One interesting question regards what environmental factors play a role in pseudoexfoliation syndrome. There are several environmental factors associated with increased pseudoexfoliation prevalence such as geography (more northern latitudes), increased ultraviolet light exposure, cooler temperatures, and increased coffee consumption.86–88 The mechanism by which environmental factors alter a disease course are unclear but can involve direct actions on affected tissues or alterations in the epigenetic regulation of genes. The first intron/exon boundary of LOXL1 carries a very large concentration of CpG islands and the LOXL1 gene may be epigenetically regulated in other disorders such as cutis laxa.89 To date, an epigenetic mechanism for pseudoexfoliation syndrome has not been definitively shown.
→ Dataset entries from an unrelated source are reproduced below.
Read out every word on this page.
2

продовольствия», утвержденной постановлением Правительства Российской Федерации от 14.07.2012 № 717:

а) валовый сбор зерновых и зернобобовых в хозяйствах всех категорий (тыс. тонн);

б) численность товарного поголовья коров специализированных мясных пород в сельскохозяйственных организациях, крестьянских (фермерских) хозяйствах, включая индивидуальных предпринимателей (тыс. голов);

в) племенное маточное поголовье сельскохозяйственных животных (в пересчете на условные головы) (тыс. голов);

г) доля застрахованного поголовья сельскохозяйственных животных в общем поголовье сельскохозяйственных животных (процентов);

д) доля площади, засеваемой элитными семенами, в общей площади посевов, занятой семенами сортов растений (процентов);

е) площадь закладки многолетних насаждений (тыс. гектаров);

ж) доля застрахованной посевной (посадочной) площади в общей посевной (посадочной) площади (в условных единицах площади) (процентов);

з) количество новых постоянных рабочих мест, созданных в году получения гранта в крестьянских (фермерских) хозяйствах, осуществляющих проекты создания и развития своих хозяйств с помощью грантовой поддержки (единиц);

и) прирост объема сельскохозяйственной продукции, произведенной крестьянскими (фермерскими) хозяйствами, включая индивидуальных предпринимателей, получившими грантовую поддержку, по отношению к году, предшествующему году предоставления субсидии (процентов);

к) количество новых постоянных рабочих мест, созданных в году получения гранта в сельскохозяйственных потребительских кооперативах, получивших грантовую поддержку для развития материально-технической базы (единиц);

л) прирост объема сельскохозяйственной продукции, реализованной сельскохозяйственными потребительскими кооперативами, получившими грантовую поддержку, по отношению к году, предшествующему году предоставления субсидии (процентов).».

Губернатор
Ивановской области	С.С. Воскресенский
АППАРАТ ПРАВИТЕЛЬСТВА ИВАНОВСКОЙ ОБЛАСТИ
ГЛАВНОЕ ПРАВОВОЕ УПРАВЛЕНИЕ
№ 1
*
Although in many respects this type of glaucoma closely resembles POAG, there are some important differences. In addition, in open-angle glaucoma associated with pseudoexfoliation, we have found in most cases an abnormal accumulation of pigment in the filtration portion of the corneoscleral TM, usually involving the whole circumference, and distinctly more than is found in normal eyes of patients of the same age or in patients who have POAG. Pseudoexfoliation often presents monocularly, and the associated excessive pigmentation of the TM and the open-angle glaucoma are also commonly limited to the eye showing the pseudoexfoliation. However, sometimes in patients with bilateral pseudoexfoliation glaucoma, the severity of the glaucoma may actually be worse in the eye with lesser trabecular pigmentation. (More commonly, however, the more heavily pigmented angle is associated with the more severe glaucoma.)
POAG differs in that it almost always affects both eyes, although one eye may be affected more severely than the other, and in that the primary form of open-angle glaucoma usually is not associated with excessive pigmentation of the TM. As mentioned, there is a widely held opinion, which we share, that glaucoma associated with pseudoexfoliation tends to be less responsive to medical treatment than POAG.30,48,52
Pseudoexfoliation material is most commonly detected during slit-lamp examination when the pupillary border and face of the lens are examined (Figures 21-2 and 21-3). Fine light gray amorphous flakes resembling dandruff may be noted at the pupillary margin or a matte gray membrane with curled edges on the anterior surface of the lens. If the pupil is small, the pseudoexfoliation material may be hidden behind the pupillary margin and may be detected only when, using gonioscopy, one looks just under the pupillary margin. If the pupil is dilated, one may see on the anterior surface of the crystalline lens an area of lusterless gray that is smooth and homogeneous in the pupillary area, but ends in a series of scallops peripherally (see Figure 21-2), with the most peripheral portion of the lens capsule appearing uncoated and normally lustrous. The edges of the coating on the lens sometimes appear rolled as though a portion of the anterior capsule were being exfoliated. If there is a coloboma of the iris, one may see that the amorphous coating on the lens extends further peripherally than in the areas where the iris is intact. Examination through the gonioscope lens and examination of enucleated eyes have established that material having the same gray amorphous appearance is also present on the zonules of the lens, on the ciliary processes, and on the posterior surface of the iris. It may also be occasionally deposited on the corneal endothelium.